While the PCP-Theorem implied that no APX-complete problem can have a polynomial time approximation scheme unless NP=P, it is quite surprising that many such problems nevertheless do have such approximation schemes when restricted to in a certain sense dense instances. Chapter 12 exemplifies a very general approach for such dense instances, due to Arora, Karger, and Karpinski [AKK95a].

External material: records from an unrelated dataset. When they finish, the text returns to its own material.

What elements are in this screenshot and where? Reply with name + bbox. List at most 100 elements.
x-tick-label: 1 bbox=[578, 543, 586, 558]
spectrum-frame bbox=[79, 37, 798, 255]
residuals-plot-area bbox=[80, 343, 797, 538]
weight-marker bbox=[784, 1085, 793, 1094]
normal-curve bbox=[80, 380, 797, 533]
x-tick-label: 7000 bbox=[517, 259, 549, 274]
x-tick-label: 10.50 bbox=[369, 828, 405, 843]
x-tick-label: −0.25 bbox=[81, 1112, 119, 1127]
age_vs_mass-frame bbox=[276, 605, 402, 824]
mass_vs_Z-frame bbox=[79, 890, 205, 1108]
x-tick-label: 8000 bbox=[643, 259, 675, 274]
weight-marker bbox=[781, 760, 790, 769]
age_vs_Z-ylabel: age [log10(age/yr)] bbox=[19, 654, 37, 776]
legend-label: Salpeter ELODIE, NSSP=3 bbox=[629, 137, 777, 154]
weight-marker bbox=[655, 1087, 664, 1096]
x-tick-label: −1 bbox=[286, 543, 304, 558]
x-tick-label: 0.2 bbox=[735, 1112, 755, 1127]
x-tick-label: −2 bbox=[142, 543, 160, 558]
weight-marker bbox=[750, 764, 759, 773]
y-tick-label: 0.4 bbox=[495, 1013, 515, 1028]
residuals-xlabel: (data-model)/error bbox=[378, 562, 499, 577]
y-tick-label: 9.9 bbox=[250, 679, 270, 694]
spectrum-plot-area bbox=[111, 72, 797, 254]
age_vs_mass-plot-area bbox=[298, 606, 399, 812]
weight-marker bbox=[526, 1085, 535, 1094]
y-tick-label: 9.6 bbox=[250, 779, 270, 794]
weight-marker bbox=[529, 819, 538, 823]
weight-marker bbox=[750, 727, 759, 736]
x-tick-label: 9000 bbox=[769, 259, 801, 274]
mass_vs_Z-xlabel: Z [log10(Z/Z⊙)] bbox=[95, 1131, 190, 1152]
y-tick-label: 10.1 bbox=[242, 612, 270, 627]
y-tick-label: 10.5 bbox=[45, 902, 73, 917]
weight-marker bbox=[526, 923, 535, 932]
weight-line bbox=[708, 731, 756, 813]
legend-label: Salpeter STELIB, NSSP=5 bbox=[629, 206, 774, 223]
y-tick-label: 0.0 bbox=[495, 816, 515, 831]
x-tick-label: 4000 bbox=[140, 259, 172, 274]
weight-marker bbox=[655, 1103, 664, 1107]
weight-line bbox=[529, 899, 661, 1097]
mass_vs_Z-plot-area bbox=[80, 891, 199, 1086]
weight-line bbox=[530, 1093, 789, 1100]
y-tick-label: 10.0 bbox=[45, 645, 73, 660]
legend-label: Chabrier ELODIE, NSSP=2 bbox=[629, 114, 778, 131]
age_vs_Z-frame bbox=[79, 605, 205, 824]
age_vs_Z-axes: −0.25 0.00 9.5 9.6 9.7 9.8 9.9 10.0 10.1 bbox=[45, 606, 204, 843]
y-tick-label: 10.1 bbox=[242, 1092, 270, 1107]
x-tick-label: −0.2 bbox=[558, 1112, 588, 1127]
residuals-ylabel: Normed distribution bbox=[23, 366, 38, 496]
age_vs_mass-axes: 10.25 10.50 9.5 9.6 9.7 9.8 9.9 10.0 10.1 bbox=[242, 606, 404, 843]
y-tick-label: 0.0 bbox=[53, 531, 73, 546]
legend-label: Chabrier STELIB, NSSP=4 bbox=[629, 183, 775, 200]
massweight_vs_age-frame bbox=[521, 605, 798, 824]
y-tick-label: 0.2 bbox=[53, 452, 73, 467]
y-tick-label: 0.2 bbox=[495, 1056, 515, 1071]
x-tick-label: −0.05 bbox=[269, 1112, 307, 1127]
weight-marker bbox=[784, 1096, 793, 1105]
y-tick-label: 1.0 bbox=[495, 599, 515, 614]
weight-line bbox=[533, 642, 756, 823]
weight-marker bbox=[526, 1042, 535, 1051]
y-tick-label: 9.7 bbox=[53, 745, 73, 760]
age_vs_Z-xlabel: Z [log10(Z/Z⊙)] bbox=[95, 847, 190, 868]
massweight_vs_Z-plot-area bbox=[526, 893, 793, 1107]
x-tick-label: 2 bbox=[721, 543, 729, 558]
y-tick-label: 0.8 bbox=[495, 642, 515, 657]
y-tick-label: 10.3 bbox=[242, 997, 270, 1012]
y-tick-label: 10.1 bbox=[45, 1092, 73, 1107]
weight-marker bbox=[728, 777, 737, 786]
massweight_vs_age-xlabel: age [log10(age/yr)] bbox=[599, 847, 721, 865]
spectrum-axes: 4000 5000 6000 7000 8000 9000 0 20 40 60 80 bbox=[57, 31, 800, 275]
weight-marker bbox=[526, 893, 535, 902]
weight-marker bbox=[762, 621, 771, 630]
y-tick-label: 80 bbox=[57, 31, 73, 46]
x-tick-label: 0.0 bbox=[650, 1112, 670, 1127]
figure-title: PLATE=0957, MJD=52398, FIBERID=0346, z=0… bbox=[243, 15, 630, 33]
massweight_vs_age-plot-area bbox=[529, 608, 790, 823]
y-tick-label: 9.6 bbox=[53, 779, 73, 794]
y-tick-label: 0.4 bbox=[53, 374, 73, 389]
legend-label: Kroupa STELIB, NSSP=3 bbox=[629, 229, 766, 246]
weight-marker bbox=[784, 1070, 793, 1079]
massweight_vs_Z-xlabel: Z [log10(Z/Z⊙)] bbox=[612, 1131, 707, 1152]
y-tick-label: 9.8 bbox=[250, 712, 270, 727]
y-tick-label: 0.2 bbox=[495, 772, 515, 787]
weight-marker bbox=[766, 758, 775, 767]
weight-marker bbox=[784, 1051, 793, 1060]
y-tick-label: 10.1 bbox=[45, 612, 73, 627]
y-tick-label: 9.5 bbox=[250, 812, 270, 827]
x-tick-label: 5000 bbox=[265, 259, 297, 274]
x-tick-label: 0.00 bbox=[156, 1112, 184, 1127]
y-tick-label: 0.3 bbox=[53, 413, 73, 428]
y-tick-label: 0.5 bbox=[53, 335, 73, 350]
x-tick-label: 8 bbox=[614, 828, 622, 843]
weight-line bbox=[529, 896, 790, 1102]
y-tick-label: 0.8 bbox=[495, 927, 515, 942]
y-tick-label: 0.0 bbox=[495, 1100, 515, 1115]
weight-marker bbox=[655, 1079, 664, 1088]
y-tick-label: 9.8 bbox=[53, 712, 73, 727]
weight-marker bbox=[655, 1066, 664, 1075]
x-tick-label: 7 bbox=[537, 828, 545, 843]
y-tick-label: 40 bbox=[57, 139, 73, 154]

The final chapter then presents one of the highlights of the work on approximation algorithms during recent years. It is the development of polynomial time approximation schemes for geometrical problems like the Euclidean traveling salesman problem, independently by Arora [Aro96,Aro97] and Mitchell [Mit96].

Notations and Conventions

Areas as lively and evolving as proof verification and approximation algorithms naturally do not have a standardized set of definitions and notations. Quite often the same phrase has a slightly different meaning in different papers, or different symbols have identical meaning. In these notes, we have striven for uniform notation and concepts. We have tried to avoid any redefinition of terms, and thus we sometimes had to choose between two (or more) equally well established alternatives (e.g., should approximation ratios be taken to always be >= 1, or <= 1, or depending on the type of approximation problem?).

We have also tried to avoid phrases like "reconsidering the proof of Theorem x in Chapter y we see that it also shows that ...". Instead, we have attempted to prove all statements in the form in which they'll be needed later on. We hope that in this way we have been able to make the arguments easier to follow and to improve readability of the text.

Finally, we want to explicitly add some disclaimers and an apology. The intention of these notes certainly is not to present a survey, detailed or not, on the history of research in proof verification or approximation algorithms. This means in particular, that more often than not only the reference to a paper with the best bound or complexity is given, omitting an entire sequence of earlier work without which the final result would appear all but impossible. Of course, numerous citations and pointers to work that had a major impact in the field are given, but there are doubtlessly many omissions and erroneous judgments. We therefore would like to apologize to all those whose work does not receive proper credit in these notes.

Acknowledgments

This volume, and in particular its timely completion, has only been possible by the joint effort of all participants. We would like to thank them all. Editing this volume in its various stages has been a great pleasure. For the numerous technical details special thanks are due to Katja Wolf for taking care of the bibliography, Stefan Hougardy for preparing the index, and, last but not least, to Volker Heun, who really did an excellent job in solving the thousand and more remaining problems.